# [HACKERS] Building Hash Index by Presorting Tuples

Hi,

We are trying to sort the index tuples before inserting them into hash buckets,
to improve build speed.

Here is our plan:

1. Build a spool that contains all the index tuples to be inserted into the
buckets. - this is done.

2. sort the index tuples in the spool according to the bucket number to which
they should belong. This results in accessing a bucket once and only once.

3. For (2) to work, we need an estimate of the number of buckets.
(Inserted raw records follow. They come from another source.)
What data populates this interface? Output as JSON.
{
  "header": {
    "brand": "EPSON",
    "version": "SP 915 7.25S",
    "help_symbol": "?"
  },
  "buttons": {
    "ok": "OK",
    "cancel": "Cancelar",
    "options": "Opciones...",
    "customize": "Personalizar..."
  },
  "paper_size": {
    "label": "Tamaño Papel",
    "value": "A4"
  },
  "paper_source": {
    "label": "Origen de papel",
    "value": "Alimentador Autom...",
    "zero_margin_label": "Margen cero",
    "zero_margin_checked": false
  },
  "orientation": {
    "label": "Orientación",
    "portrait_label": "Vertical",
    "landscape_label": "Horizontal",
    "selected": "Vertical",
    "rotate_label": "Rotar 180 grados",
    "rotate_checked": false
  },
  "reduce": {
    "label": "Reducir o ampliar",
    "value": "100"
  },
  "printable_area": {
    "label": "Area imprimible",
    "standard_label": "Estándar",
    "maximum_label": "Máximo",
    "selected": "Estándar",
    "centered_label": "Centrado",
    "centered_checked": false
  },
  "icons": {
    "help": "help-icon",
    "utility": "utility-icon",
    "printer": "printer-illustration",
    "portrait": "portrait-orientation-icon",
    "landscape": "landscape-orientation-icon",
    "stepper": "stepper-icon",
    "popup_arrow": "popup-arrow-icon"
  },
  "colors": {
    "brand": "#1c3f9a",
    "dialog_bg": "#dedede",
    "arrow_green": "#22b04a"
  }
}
This is done.

4. After sorting the index tuples, insert them into hash in bucket order.

Our challenge: we need to determine the final bucket number for the itup (index
tuple).

1. to do the above, we need to apply a mask to the hash value of the index
tuple. first, we calculate the hash value of the index tuple. then, we

(1 << (ceiling(log 2 (Estimate of buckets needed))))-1

So, if we need 6 buckets, the mask would be 7 or binary 111.  If we needed 100
buckets, the mask would be 127 or binary 1111111.   If we AND this mask to the
hash of the key, we only recognize the least   sig. bits needed to do the
compare.

A 32 bit hash value may look like:  10110101001010101000010101010101

Let's say we just need 6 buckets, apply the mask 111 and we get:

10110101001010101000010101010101 (the hash value of the key)
--------------------------------
00000000000000000000000000000101 (the resulting bucket number = 5)

If we needed 100 buckets, the calculation would look like:

10110101001010101000010101010101 (the hash value of the key)
--------------------------------
00000000000000000000000001010101 (the resulting bucket number = 85)

2. however, in practice when we apply a mask of value say, 1111(binary) our
resulting bucket number is not evenly distrubuted.

3. do we look for a better hash function? or can we modify the existing hash?